P·P·O·W is pleased to present Mother Tongue, Elizabeth Glaessner’s second solo exhibition with the gallery. The exhibition explores the way language and personal and collective histories are formed and passed down, through a series of paintings on canvas, scroll paper, and large silk banners draped from the ceiling.
Glaessner’s brightly hued paintings teem with life, drawing on personal history, memory and ritual, both real and imagined. The works depict a utopian and surreal universe that Glaessner has been exploring in her work over the last decade, featuring theatrical and celebratory figures that blur the line between myth and reality. Glaessner has had a long-time fascination with the way ancient societies immortalized their leaders through the repetition of stories passed down orally and visually through depictions on murals and objects, often resulting in exaggerated and performative figures. Glaessner mirrors this idea with her scroll works – a material new to her practice – forming a visual narrative that expands and gains meaning through the repetition of imagery, including motifs inspired by her personal memories, prehistoric friezes, and rituals drawn from myths.
Among the works on view will be vibrantly colored, large-scale silk works, hung from the gallery ceiling. Glaessner was drawn to silk as a way to create works that tow the line between drawing and painting. The works themselves are translucent, and the experience of viewing them is impacted by whatever surrounds them. At P·P·O·W the works – which variously show her subjects in intimate embraces, performing daily tasks, or enacting fantastical rituals – will be installed in front of Glaessner’s black and white paintings and scrolls, allowing visitors to see through the transparent veil of color and into the rest of the room, as if entering another dimension.
Throughout these works Glaessner depicts characters questioning stereotypical behaviors and ideas of morality. The works on view present an opportunity for Glaessner to examine the line between good and evil, moral and immoral, safe and dangerous, and the grey areas in between. The figures portrayed reflect an unrestricted freedom of identity, both emotionally and physically, and are often androgynous. Glaessner frequently shows her subjects in states of ecstasy or hysteria, celebrating the purity of emotional expression that most are too afraid to confront.
Glaessner’s choice of material and purity of expression reference the visceral and frank exploration of the body pioneered by Carolee Schneemann and Nancy Spero. The work also draws inspiration from German-Jewish artist Charlotte Salomon who, before she was killed in the Holocaust, painted 800 gouaches titled Life? Or Theatre? A Play With Music, many of which reflected an imagined daily existence, a re-writing of personal history. Glaessner’s works too, reflect a world that is both past and present, real and imagined, exploring the fluid nature of time through materials that invite multiple points of entry and understanding.

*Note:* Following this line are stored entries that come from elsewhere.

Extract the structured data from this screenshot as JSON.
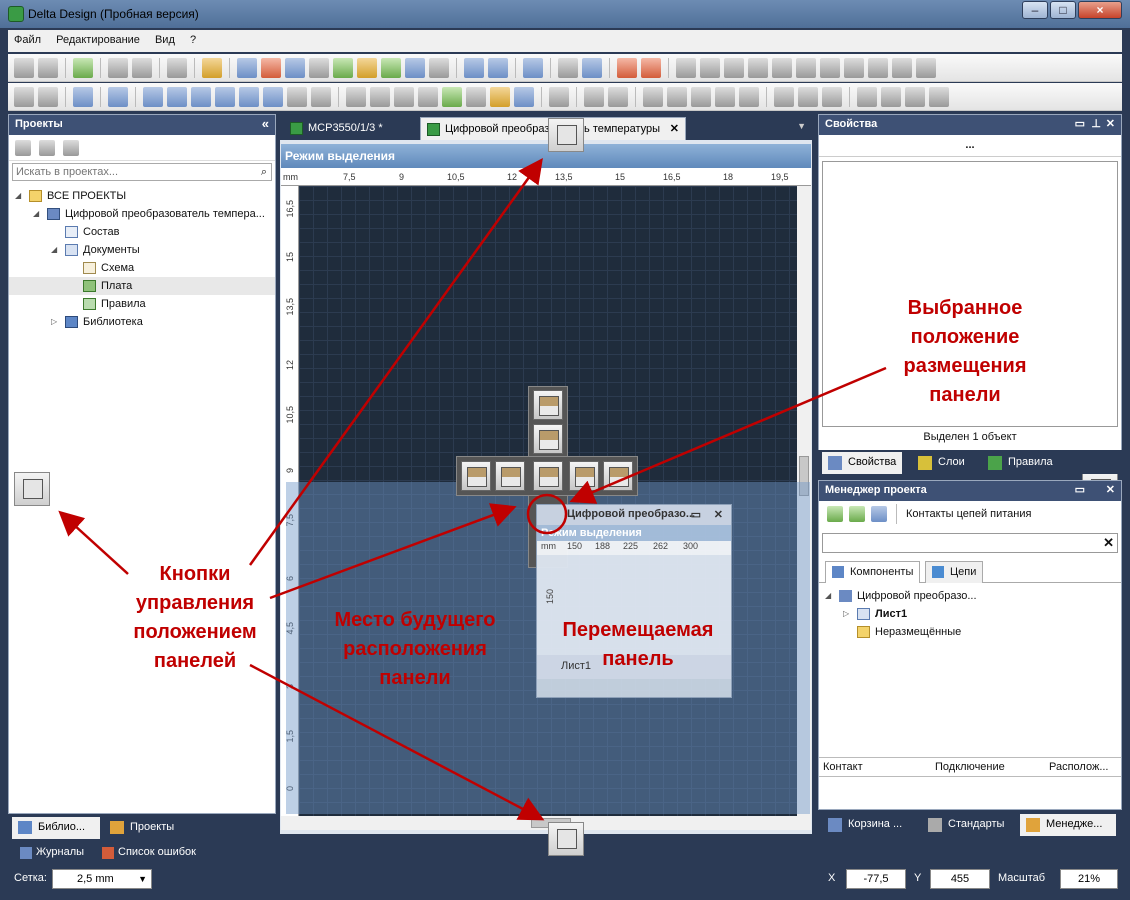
{
  "window": {
    "title": "Delta Design (Пробная версия)"
  },
  "menu": [
    "Файл",
    "Редактирование",
    "Вид",
    "?"
  ],
  "left_panel": {
    "title": "Проекты",
    "search_placeholder": "Искать в проектах...",
    "tree": [
      {
        "label": "ВСЕ ПРОЕКТЫ",
        "level": 0,
        "expanded": true,
        "icon": "folder-icon"
      },
      {
        "label": "Цифровой преобразователь темпера...",
        "level": 1,
        "expanded": true,
        "icon": "project-icon"
      },
      {
        "label": "Состав",
        "level": 2,
        "icon": "composition-icon"
      },
      {
        "label": "Документы",
        "level": 2,
        "expanded": true,
        "icon": "documents-icon"
      },
      {
        "label": "Схема",
        "level": 3,
        "icon": "schematic-icon"
      },
      {
        "label": "Плата",
        "level": 3,
        "icon": "board-icon",
        "selected": true
      },
      {
        "label": "Правила",
        "level": 3,
        "icon": "rules-icon"
      },
      {
        "label": "Библиотека",
        "level": 2,
        "expanded": false,
        "icon": "library-icon"
      }
    ],
    "bottom_tabs": [
      "Библио...",
      "Проекты"
    ]
  },
  "log_tabs": [
    "Журналы",
    "Список ошибок"
  ],
  "status": {
    "grid_label": "Сетка:",
    "grid_value": "2,5 mm",
    "x_label": "X",
    "x_value": "-77,5",
    "y_label": "Y",
    "y_value": "455",
    "zoom_label": "Масштаб",
    "zoom_value": "21%"
  },
  "documents": {
    "tabs": [
      "MCP3550/1/3 *",
      "Цифровой преобразователь температуры"
    ],
    "mode_label": "Режим выделения",
    "ruler_unit": "mm",
    "hruler_ticks": [
      "7,5",
      "9",
      "10,5",
      "12",
      "13,5",
      "15",
      "16,5",
      "18",
      "19,5"
    ],
    "vruler_ticks": [
      "16,5",
      "15",
      "13,5",
      "12",
      "10,5",
      "9",
      "7,5",
      "6",
      "4,5",
      "3",
      "1,5",
      "0"
    ]
  },
  "floating_panel": {
    "title": "Цифровой преобразо...",
    "mode_label": "Режим выделения",
    "ruler_unit": "mm",
    "ruler_ticks": [
      "150",
      "188",
      "225",
      "262",
      "300"
    ],
    "vruler_tick": "150",
    "sheet_tab": "Лист1"
  },
  "properties_panel": {
    "title": "Свойства",
    "object_name": "...",
    "selection_count": "Выделен 1 объект",
    "tabs": [
      "Свойства",
      "Слои",
      "Правила"
    ]
  },
  "project_manager": {
    "title": "Менеджер проекта",
    "toolbar_label": "Контакты цепей питания",
    "tabs": [
      "Компоненты",
      "Цепи"
    ],
    "tree": [
      {
        "label": "Цифровой преобразо...",
        "level": 0,
        "icon": "project-icon"
      },
      {
        "label": "Лист1",
        "level": 1,
        "icon": "sheet-icon",
        "bold": true
      },
      {
        "label": "Неразмещённые",
        "level": 1,
        "icon": "folder-icon"
      }
    ],
    "columns": [
      "Контакт",
      "Подключение",
      "Располож..."
    ],
    "bottom_tabs": [
      "Корзина ...",
      "Стандарты",
      "Менедже..."
    ]
  },
  "annotations": {
    "selected_position": "Выбранное положение размещения панели",
    "control_buttons": "Кнопки управления положением панелей",
    "future_place": "Место будущего расположения панели",
    "moving_panel": "Перемещаемая панель"
  },
  "colors": {
    "annotation": "#c00000",
    "workspace_bg": "#2b3a55",
    "canvas_bg": "#1f2c3c",
    "mode_bar": "#6f97c6"
  }
}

Elizabeth Glaessner was born in Palo Alto, California in 1984 and grew up in Houston, Texas. After receiving her BA from Trinity University in 2006, she moved to New York and completed her MFA at the New York Academy of Art in 2013. She currently lives and works in Brooklyn. She was awarded a postgraduate fellowship at the New York Academy of Art in 2013, a residency at GlogauAIR Berlin in 2013 and a residency at the Leipzig International Art Programme in 2012. She has been included in group exhibitions in New York, Texas, and Germany.